Curator Talk: Linda Norden on Pierre Huyghe’s This is Not a Time for Dreaming (2004)


  • Pierre Huyghe, This is Not a Time for Dreaming, 2004. Live puppet play and super 16mm film, transferred to DigiBeta. 24 minutes, color, sound. Courtesy Marian Goodman Gallery, New York/Paris. Photo credit: Michael Vahrenwald


Talk

  1. Oct 26, 2023, 6 – 8 pm
Theater, Lower Level

 

Linda Norden, curator and writer and co-commissioner of Pierre Huyghe’s This is Not a Time for Dreaming (2004) will speak on Huyghe’s work. 

As Norden herself writes on This is Not a Time for Dreaming (2004): “This project with the French artist Pierre Huyghe–co-curated with Scott Rothkopf (then still a grad student) and originally titled Huyghe + Corbusier: Harvard Project–was commissioned by the Harvard Art Museums, but produced in collaboration with The Graduate School of Design and the Carpenter Center, under the aegis of what was then called the Department of Visual and Environmental Studies.

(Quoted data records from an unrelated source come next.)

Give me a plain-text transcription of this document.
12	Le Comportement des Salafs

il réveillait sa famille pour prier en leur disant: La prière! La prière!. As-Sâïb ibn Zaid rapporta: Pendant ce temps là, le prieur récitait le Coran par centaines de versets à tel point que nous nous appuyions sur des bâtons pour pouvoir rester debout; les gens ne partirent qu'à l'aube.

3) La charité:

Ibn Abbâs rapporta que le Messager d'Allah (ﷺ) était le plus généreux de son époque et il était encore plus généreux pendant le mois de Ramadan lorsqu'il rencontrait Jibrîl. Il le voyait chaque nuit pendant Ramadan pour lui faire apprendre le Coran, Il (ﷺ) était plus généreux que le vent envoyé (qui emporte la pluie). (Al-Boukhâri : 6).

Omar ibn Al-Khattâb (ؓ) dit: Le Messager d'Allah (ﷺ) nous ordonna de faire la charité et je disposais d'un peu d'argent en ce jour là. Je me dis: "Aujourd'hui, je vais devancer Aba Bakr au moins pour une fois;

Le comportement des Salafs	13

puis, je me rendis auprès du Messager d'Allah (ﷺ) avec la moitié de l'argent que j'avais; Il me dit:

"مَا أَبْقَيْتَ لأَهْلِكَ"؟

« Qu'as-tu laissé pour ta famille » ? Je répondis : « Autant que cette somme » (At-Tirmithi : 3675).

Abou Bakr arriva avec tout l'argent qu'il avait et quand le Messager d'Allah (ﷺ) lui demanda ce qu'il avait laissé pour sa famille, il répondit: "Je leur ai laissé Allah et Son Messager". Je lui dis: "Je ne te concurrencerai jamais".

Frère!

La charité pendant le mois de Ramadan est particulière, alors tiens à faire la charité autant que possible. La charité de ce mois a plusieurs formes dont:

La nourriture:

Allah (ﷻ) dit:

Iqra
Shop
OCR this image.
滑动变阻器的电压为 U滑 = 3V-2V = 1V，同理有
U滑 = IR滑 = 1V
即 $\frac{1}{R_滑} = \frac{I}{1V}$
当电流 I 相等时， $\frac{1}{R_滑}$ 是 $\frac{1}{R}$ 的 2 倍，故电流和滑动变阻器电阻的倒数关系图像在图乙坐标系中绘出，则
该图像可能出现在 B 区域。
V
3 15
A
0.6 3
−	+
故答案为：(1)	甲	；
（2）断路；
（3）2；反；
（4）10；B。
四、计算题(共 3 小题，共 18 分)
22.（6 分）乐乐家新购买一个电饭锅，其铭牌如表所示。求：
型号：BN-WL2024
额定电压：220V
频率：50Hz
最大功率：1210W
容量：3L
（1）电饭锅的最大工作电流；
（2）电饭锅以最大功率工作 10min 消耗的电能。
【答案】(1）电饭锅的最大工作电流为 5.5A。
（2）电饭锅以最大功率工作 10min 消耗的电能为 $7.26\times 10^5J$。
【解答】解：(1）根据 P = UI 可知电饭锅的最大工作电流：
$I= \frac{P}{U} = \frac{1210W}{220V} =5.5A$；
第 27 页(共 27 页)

Conceived by Huyghe as "a puppet allegory" on the complex anxieties around the institutional commission of an artist's project and a portrait of the Corbu building, the film has come to stand in for the broader implications of a project that underscores what Liam Gillick, the voice of the film's Corbusier/ Huyghe author-avatar, described as "the self-consciousness" around "the act of thinking hard about the what you might represent in terms of future content or past potentials," a self-consciousness "the author" was intent on suppressing. 

This program takes place on the occasion of the Carpenter Center's 60th anniversary exhibition This Machine Creates Opacities: Robert Fulton, Renée Green, Pierre Huyghe, and Pope.L. 

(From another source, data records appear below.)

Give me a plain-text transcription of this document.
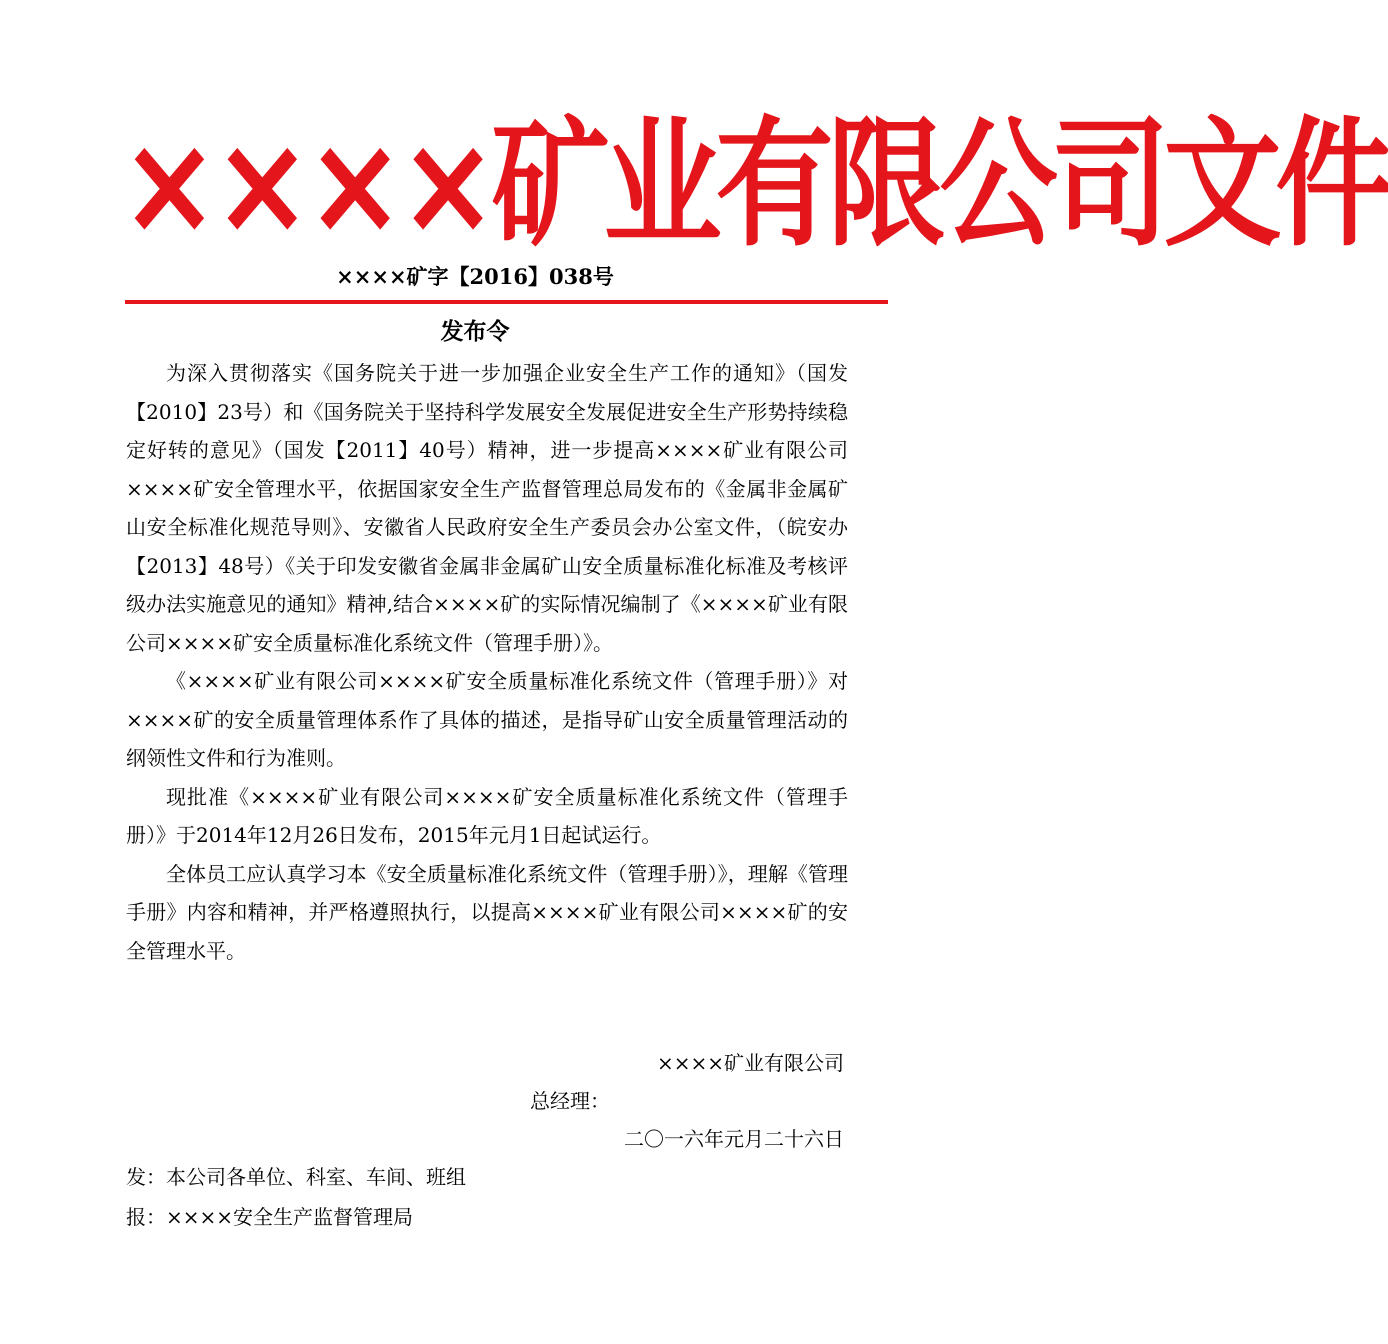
××××矿业有限公司文件
××××矿字【2016】038号
发布令

为深入贯彻落实《国务院关于进一步加强企业安全生产工作的通知》（国发【2010】23号）和《国务院关于坚持科学发展安全发展促进安全生产形势持续稳定好转的意见》（国发【2011】40号）精神，进一步提高××××矿业有限公司××××矿安全管理水平，依据国家安全生产监督管理总局发布的《金属非金属矿山安全标准化规范导则》、安徽省人民政府安全生产委员会办公室文件，（皖安办【2013】48号）《关于印发安徽省金属非金属矿山安全质量标准化标准及考核评级办法实施意见的通知》精神,结合××××矿的实际情况编制了《××××矿业有限公司××××矿安全质量标准化系统文件（管理手册）》。

《××××矿业有限公司××××矿安全质量标准化系统文件（管理手册）》对××××矿的安全质量管理体系作了具体的描述，是指导矿山安全质量管理活动的纲领性文件和行为准则。

现批准《××××矿业有限公司××××矿安全质量标准化系统文件（管理手册）》于2014年12月26日发布，2015年元月1日起试运行。

全体员工应认真学习本《安全质量标准化系统文件（管理手册）》，理解《管理手册》内容和精神，并严格遵照执行，以提高××××矿业有限公司××××矿的安全管理水平。

××××矿业有限公司
总经理：
二〇一六年元月二十六日
发：本公司各单位、科室、车间、班组
报：××××安全生产监督管理局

The exhibition will be on view until 9:00pm this evening, as a part of ArtsThursdays. On the last Thursday of every month during the academic year, the Carpenter Center exhibitions are open late! ArtsThursdays is a university-wide initiative sponsored by Harvard University Committee on the Arts (HUCA).

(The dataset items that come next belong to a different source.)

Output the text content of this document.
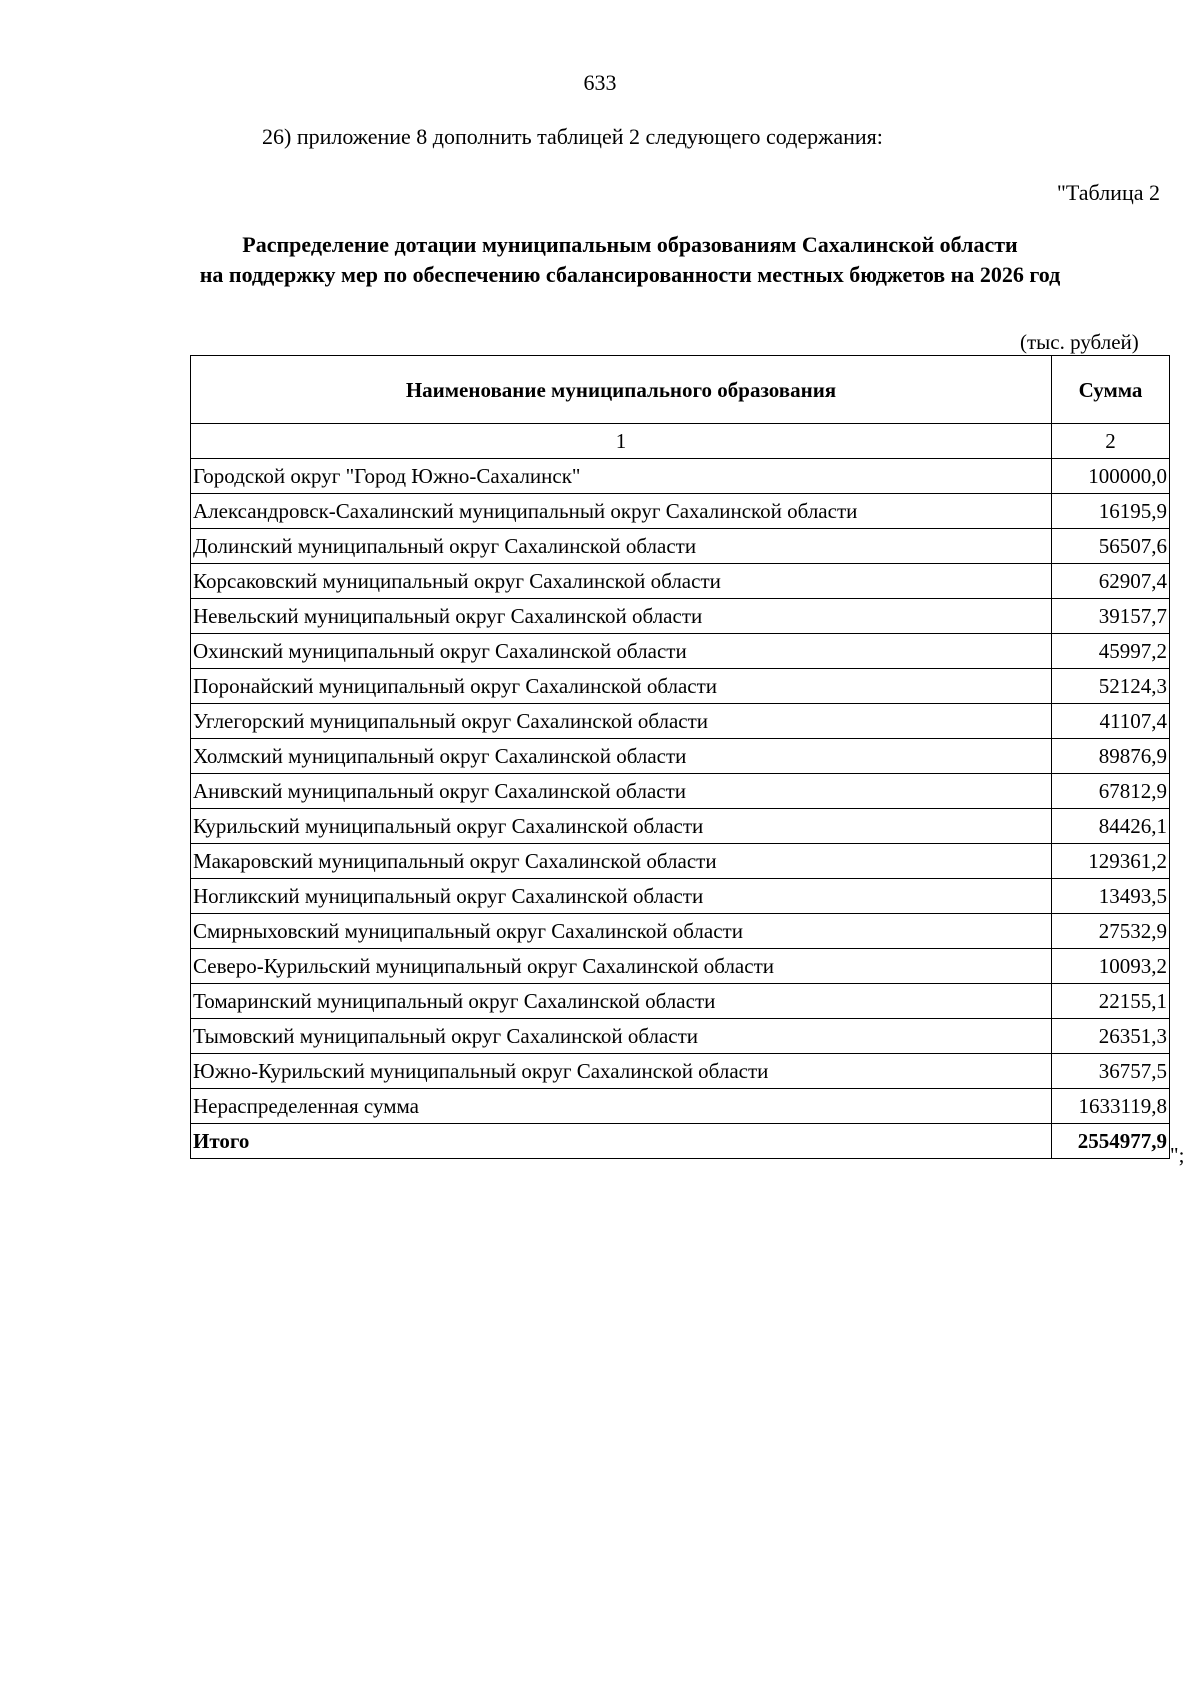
633
26) приложение 8 дополнить таблицей 2 следующего содержания:
"Таблица 2
Распределение дотации муниципальным образованиям Сахалинской области
на поддержку мер по обеспечению сбалансированности местных бюджетов на 2026 год
(тыс. рублей)
Наименование муниципального образования	Сумма
1	2
Городской округ "Город Южно-Сахалинск"	100000,0
Александровск-Сахалинский муниципальный округ Сахалинской области	16195,9
Долинский муниципальный округ Сахалинской области	56507,6
Корсаковский муниципальный округ Сахалинской области	62907,4
Невельский муниципальный округ Сахалинской области	39157,7
Охинский муниципальный округ Сахалинской области	45997,2
Поронайский муниципальный округ Сахалинской области	52124,3
Углегорский муниципальный округ Сахалинской области	41107,4
Холмский муниципальный округ Сахалинской области	89876,9
Анивский муниципальный округ Сахалинской области	67812,9
Курильский муниципальный округ Сахалинской области	84426,1
Макаровский муниципальный округ Сахалинской области	129361,2
Ногликский муниципальный округ Сахалинской области	13493,5
Смирныховский муниципальный округ Сахалинской области	27532,9
Северо-Курильский муниципальный округ Сахалинской области	10093,2
Томаринский муниципальный округ Сахалинской области	22155,1
Тымовский муниципальный округ Сахалинской области	26351,3
Южно-Курильский муниципальный округ Сахалинской области	36757,5
Нераспределенная сумма	1633119,8
Итого	2554977,9
";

Linda Norden is a curator and writer who has taught throughout her career, most recently in Cornell's Architecture, Art and Planning Program and at the Malmö Art Academy in Malmö, Sweden, and at Miami Dade College. Norden served as curator of contemporary art at Harvard University's Fogg Art Gallery (now HUAM) between 1998 and 2006; directed the City University of New York's Graduate Center Gallery, The James Gallery, from 2008-10; and taught art history and methodology at Bard College, beginning in 1992, and then at Bard's Center for Curatorial Studies, where she participated in much of the early stage planning and served as thesis advisor through 2008. She served as commissioner of the U.S. Pavilion for the 2005 Venice Biennale, where she organized Ed Ruscha's project, "Course of Empire," with Donna DeSalvo. She has written about many contemporary artists for Artforum Magazine and for various museum catalogs and publications, including an essay with De Salvo, "Not Just Rooms and Right Angles," on Ruscha and installation, for the catalogue of the current Ruscha exhibition at MoMA. She has recently resumed a long-term conversation with artists Lizzie Fitch and Ryan Trecartin toward an essay she is writing on their decision to purchase a farm site in eastern Ohio (the state they both happened to grow up in), and whose current work responds to that place, and this moment, from their mid-country vantage. The essay tackles a feature length film begun in 2017 (still unfinished), and their ongoing development of a full-scale amusement park on their land.  

Norden has been actively involved in the early-stage development of two L.A. non- profit spaces - LAX and JOAN, Los Angeles, where she curated "Servane Mary: Remakes, 2006-2018," (2019) and "Heart Land," (2019) featuring the experimental film work of Peggy Ahwesh in collaboration with an installation by Yunhee Min. At both Harvard and the Graduate Center's James Gallery, Norden was charged with staking out a contemporary art exhibition program and creating a space in response to institutions then new to the sustained engagement of contemporary art and artists. At the Sert, she organized "Landmark Pictures: Ruscha, Gursky and the Bechers", "Extreme Connoisseurship"; "Ike Ude" (with Lauri Firstenberg); Sharon Lockhart's "Pine Flat," (with Bruce Jenkins), and oversaw exhibitions curated by (then) grad students, Ben Paul, "Wolfgang Tillmans: 'Still Life’"; and Scott Rothkopf, "Mel Bochner Conceptual Photography."